Double ionization of quaterrylene (C40H20) in water-ice at 20 K with Ly alpha (121.6 nm) radiation.

ABSTRACT

Polycyclic aromatic hydrocarbon (PAH) molecules undergo facile ionization in cryogenic water-ices resulting in near quantitative conversions of neutral molecules to the corresponding singly charged radical cations. Here we report, for the first time, the production and stabilization of a doubly ionized, closed shell PAH in water-ice. The large PAH quaterrylene (QTR, C40H20) is readily photoionized and stabilized as QTR 2+ in a water-ice matrix at 20 K. The kinetic analysis of photolysis shows that the QTR 2+ is formed at the expense of QTR +, not directly from QTR. The long-axis polarized S1-S0 (1(1)B(3u) <-- 1(1)Ag) transition for QTR 2+ falls at 1.59 eV (782 nm).

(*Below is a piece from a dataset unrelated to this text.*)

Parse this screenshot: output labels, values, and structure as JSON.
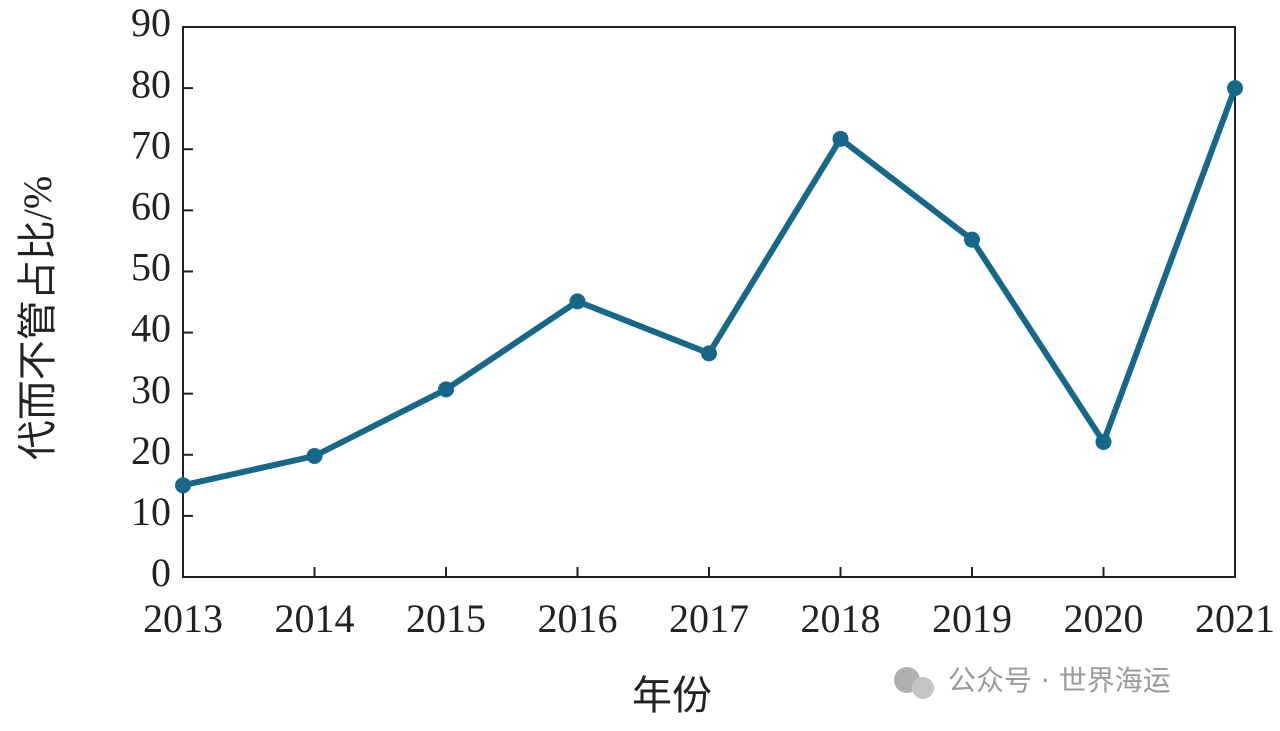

TD-DFT calculations at the B3LYP level predict that this transition falls at 1.85 eV (670 nm) for free gas-phase QTR 2+, within the 0.3 eV uncertainty associated with these calculations. This red shift of 0.26 eV is quite similar to the 0.24 eV red shift between the TD-DFT computational prediction for the lowest energy transition for QTR + (1.68 eV) and its value in a water matrix (1.44 eV). These results suggest that multiple photoionization of such large PAHs in water-ice can be an efficient process in general.